The black skin of Faber building is a product of the designers’ research on abstraction. Although the building is about 100 meters long, it looks “small” as compared to other huge industrial plants.
Thanks to the subtle nuances created by four different types of glass and five different types of concrete, the building maintains the rigorous shape and layout of an industrial facility. Then, it will not stand out from the context because of its shape, but only because of the lightness generated by one color getting degraded as it relates with the surrounding grass, tarmac, manufacturing plants, the sky and the people.
Black concrete is also the main feature of the most important area inside the building: the entrance hall has a large black-on-black terrazzo floor, a “liquid” element helping mirror and connect the two green courtyards together.
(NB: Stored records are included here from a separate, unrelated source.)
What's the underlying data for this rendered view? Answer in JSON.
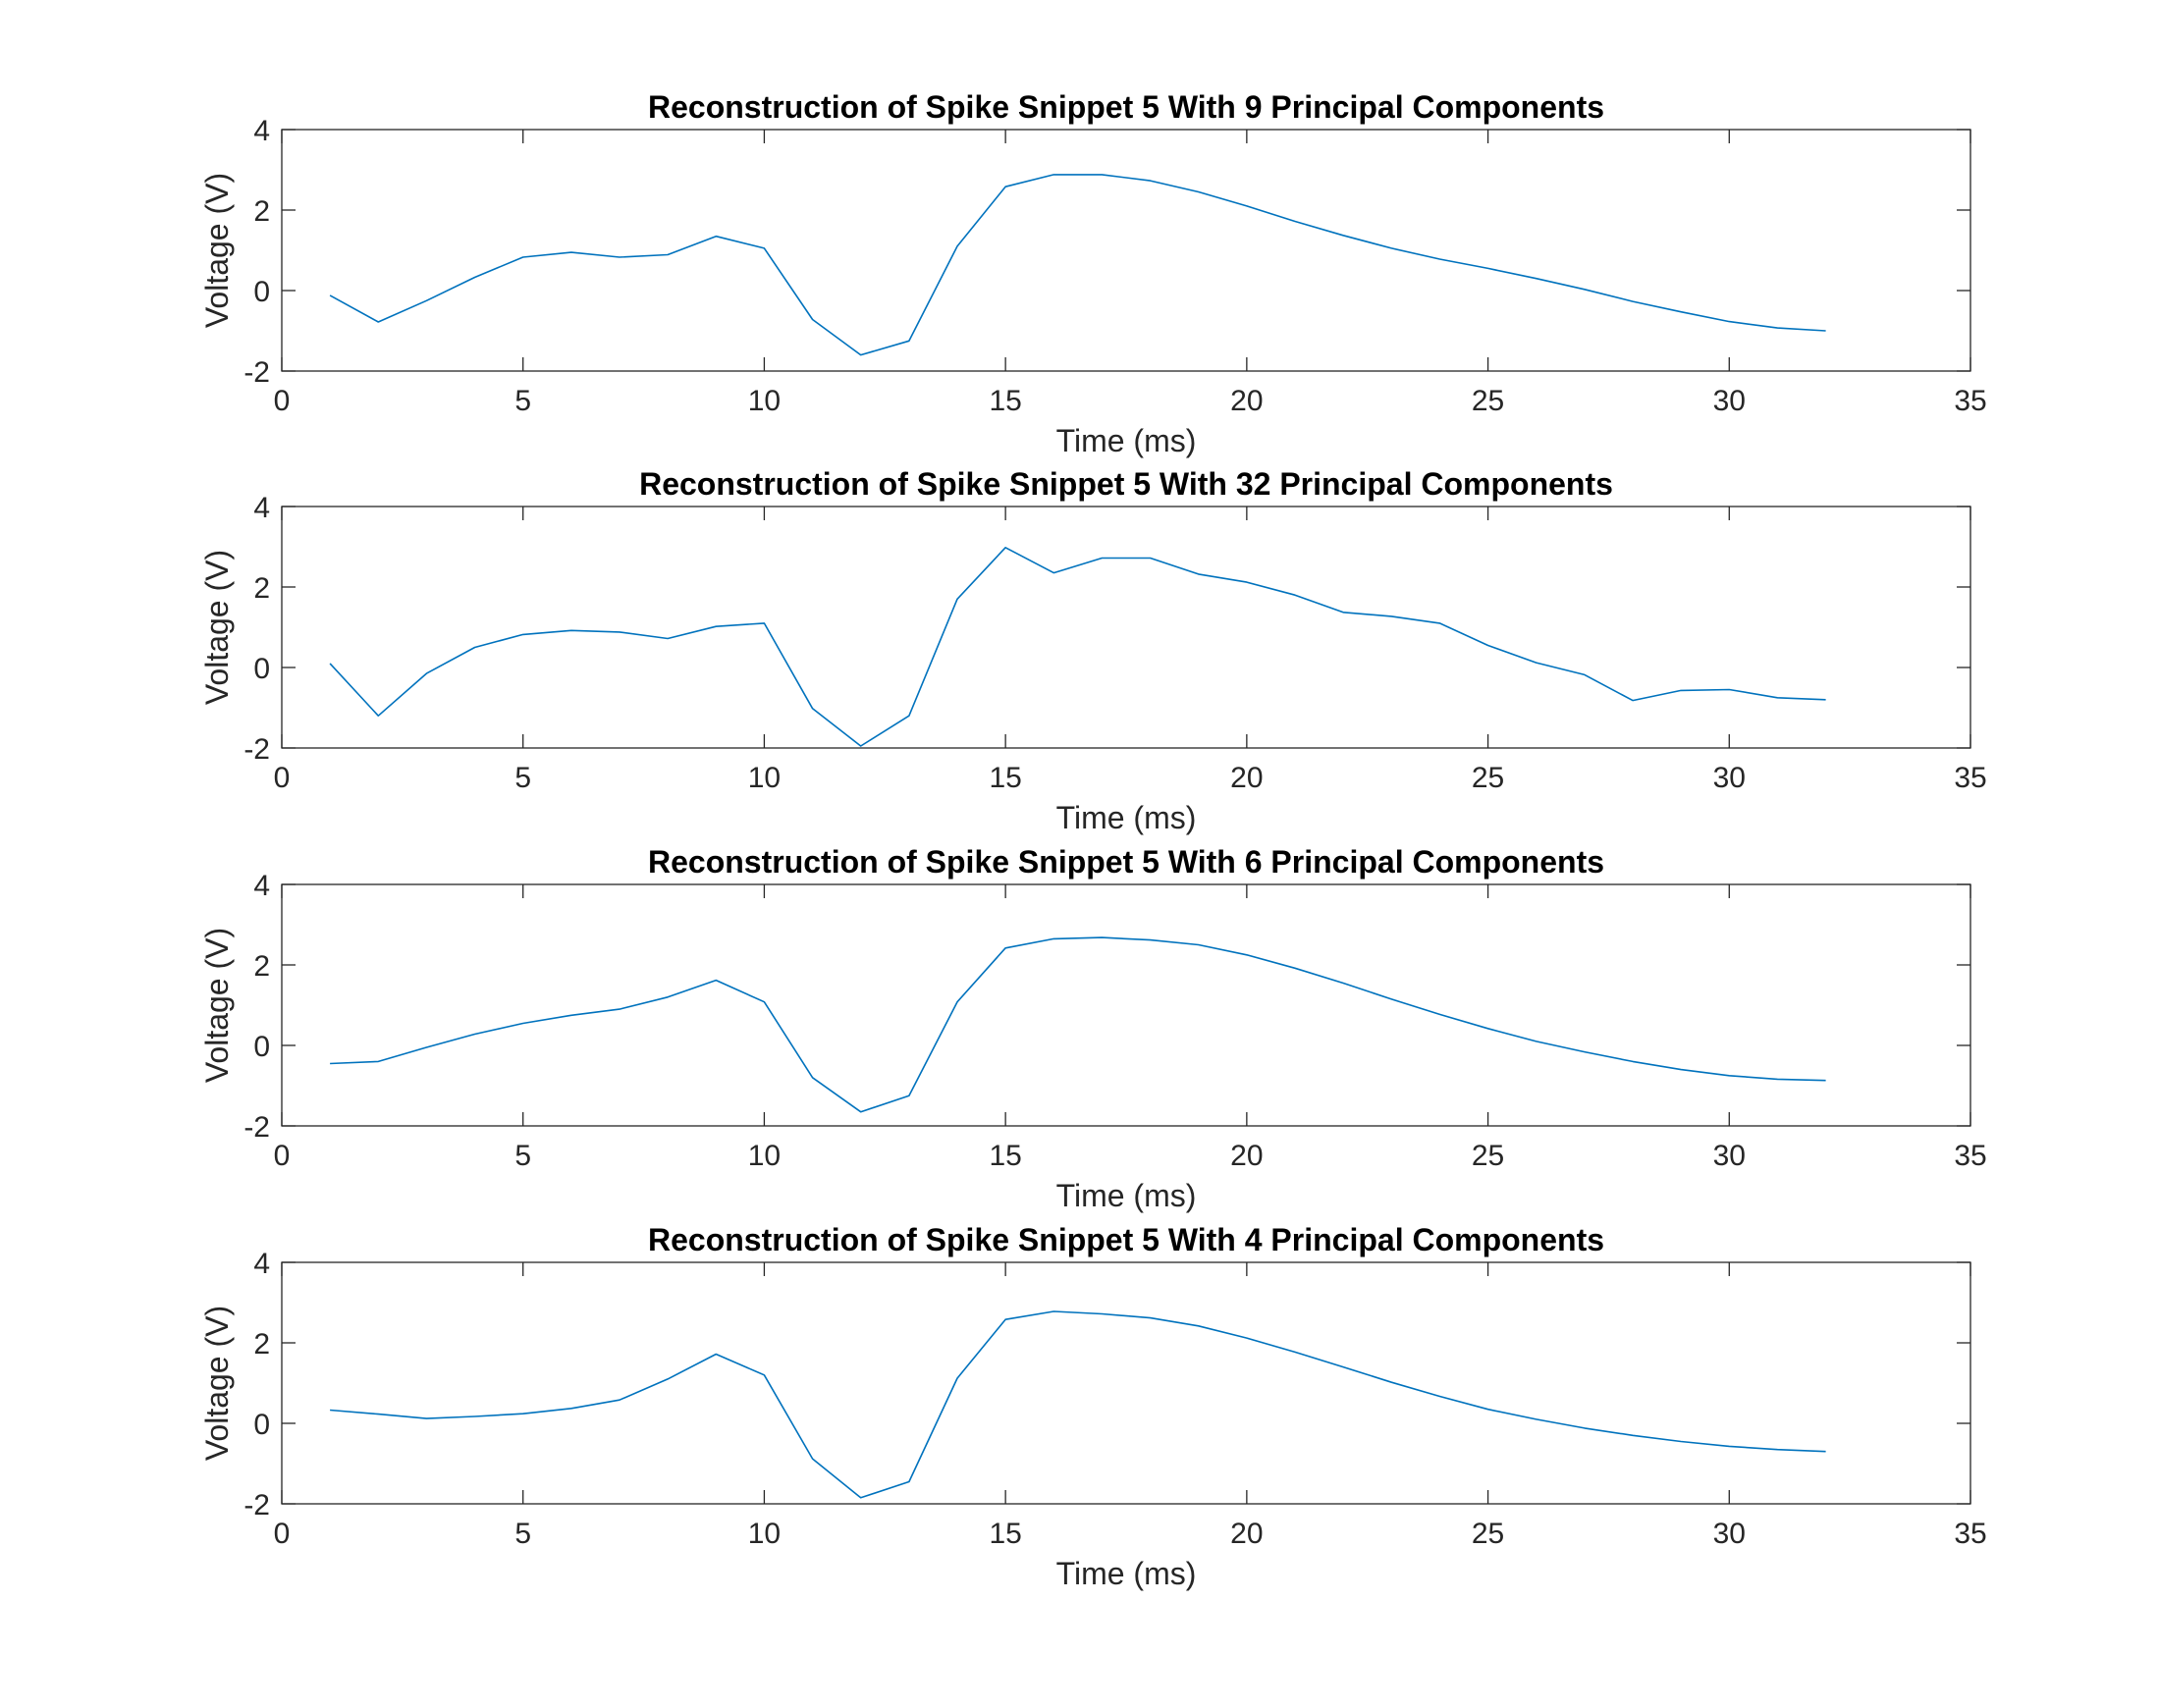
{
  "chart_data": [
    {
      "type": "line",
      "title": "Reconstruction of Spike Snippet 5 With 9 Principal Components",
      "xlabel": "Time (ms)",
      "ylabel": "Voltage (V)",
      "xlim": [
        0,
        35
      ],
      "ylim": [
        -2,
        4
      ],
      "xticks": [
        0,
        5,
        10,
        15,
        20,
        25,
        30,
        35
      ],
      "yticks": [
        -2,
        0,
        2,
        4
      ],
      "grid": false,
      "color": "#0072bd",
      "x": [
        1,
        2,
        3,
        4,
        5,
        6,
        7,
        8,
        9,
        10,
        11,
        12,
        13,
        14,
        15,
        16,
        17,
        18,
        19,
        20,
        21,
        22,
        23,
        24,
        25,
        26,
        27,
        28,
        29,
        30,
        31,
        32
      ],
      "values": [
        -0.12,
        -0.78,
        -0.25,
        0.33,
        0.83,
        0.95,
        0.83,
        0.89,
        1.35,
        1.05,
        -0.72,
        -1.6,
        -1.25,
        1.1,
        2.58,
        2.88,
        2.88,
        2.73,
        2.45,
        2.1,
        1.72,
        1.37,
        1.05,
        0.78,
        0.55,
        0.3,
        0.03,
        -0.27,
        -0.53,
        -0.77,
        -0.93,
        -1.0
      ]
    },
    {
      "type": "line",
      "title": "Reconstruction of Spike Snippet 5 With 32 Principal Components",
      "xlabel": "Time (ms)",
      "ylabel": "Voltage (V)",
      "xlim": [
        0,
        35
      ],
      "ylim": [
        -2,
        4
      ],
      "xticks": [
        0,
        5,
        10,
        15,
        20,
        25,
        30,
        35
      ],
      "yticks": [
        -2,
        0,
        2,
        4
      ],
      "grid": false,
      "color": "#0072bd",
      "x": [
        1,
        2,
        3,
        4,
        5,
        6,
        7,
        8,
        9,
        10,
        11,
        12,
        13,
        14,
        15,
        16,
        17,
        18,
        19,
        20,
        21,
        22,
        23,
        24,
        25,
        26,
        27,
        28,
        29,
        30,
        31,
        32
      ],
      "values": [
        0.1,
        -1.2,
        -0.15,
        0.5,
        0.82,
        0.92,
        0.88,
        0.72,
        1.02,
        1.1,
        -1.02,
        -1.95,
        -1.2,
        1.7,
        2.98,
        2.35,
        2.72,
        2.72,
        2.32,
        2.12,
        1.8,
        1.37,
        1.27,
        1.1,
        0.55,
        0.12,
        -0.18,
        -0.82,
        -0.57,
        -0.55,
        -0.75,
        -0.8
      ]
    },
    {
      "type": "line",
      "title": "Reconstruction of Spike Snippet 5 With 6 Principal Components",
      "xlabel": "Time (ms)",
      "ylabel": "Voltage (V)",
      "xlim": [
        0,
        35
      ],
      "ylim": [
        -2,
        4
      ],
      "xticks": [
        0,
        5,
        10,
        15,
        20,
        25,
        30,
        35
      ],
      "yticks": [
        -2,
        0,
        2,
        4
      ],
      "grid": false,
      "color": "#0072bd",
      "x": [
        1,
        2,
        3,
        4,
        5,
        6,
        7,
        8,
        9,
        10,
        11,
        12,
        13,
        14,
        15,
        16,
        17,
        18,
        19,
        20,
        21,
        22,
        23,
        24,
        25,
        26,
        27,
        28,
        29,
        30,
        31,
        32
      ],
      "values": [
        -0.45,
        -0.4,
        -0.05,
        0.28,
        0.55,
        0.75,
        0.9,
        1.2,
        1.62,
        1.08,
        -0.8,
        -1.65,
        -1.25,
        1.08,
        2.42,
        2.65,
        2.68,
        2.62,
        2.5,
        2.25,
        1.92,
        1.55,
        1.15,
        0.77,
        0.42,
        0.1,
        -0.16,
        -0.4,
        -0.6,
        -0.75,
        -0.84,
        -0.87
      ]
    },
    {
      "type": "line",
      "title": "Reconstruction of Spike Snippet 5 With 4 Principal Components",
      "xlabel": "Time (ms)",
      "ylabel": "Voltage (V)",
      "xlim": [
        0,
        35
      ],
      "ylim": [
        -2,
        4
      ],
      "xticks": [
        0,
        5,
        10,
        15,
        20,
        25,
        30,
        35
      ],
      "yticks": [
        -2,
        0,
        2,
        4
      ],
      "grid": false,
      "color": "#0072bd",
      "x": [
        1,
        2,
        3,
        4,
        5,
        6,
        7,
        8,
        9,
        10,
        11,
        12,
        13,
        14,
        15,
        16,
        17,
        18,
        19,
        20,
        21,
        22,
        23,
        24,
        25,
        26,
        27,
        28,
        29,
        30,
        31,
        32
      ],
      "values": [
        0.33,
        0.23,
        0.12,
        0.17,
        0.24,
        0.37,
        0.58,
        1.1,
        1.72,
        1.2,
        -0.88,
        -1.85,
        -1.45,
        1.12,
        2.58,
        2.78,
        2.72,
        2.62,
        2.42,
        2.12,
        1.77,
        1.4,
        1.02,
        0.67,
        0.35,
        0.1,
        -0.12,
        -0.3,
        -0.45,
        -0.57,
        -0.65,
        -0.7
      ]
    }
  ]
}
The new headquarters cover an area of about 2,800 square meters above the ground, and of about 1,400 square meters underground. They consist of two longitudinal volumes, oriented east to west, with an overall width of 7.80 meters, and different heights and lengths.
The two blocks merge through a central volume serving as hall/reception, waiting area and functional connection of all areas. All open spaces are lined with hedgerows of black poplars, which serve as standing “landmarks” to match the front wall panels. The hedgerow contour alternatively moves towards the inner or outer boundary of the area to hide the car park or highlight the perspective views.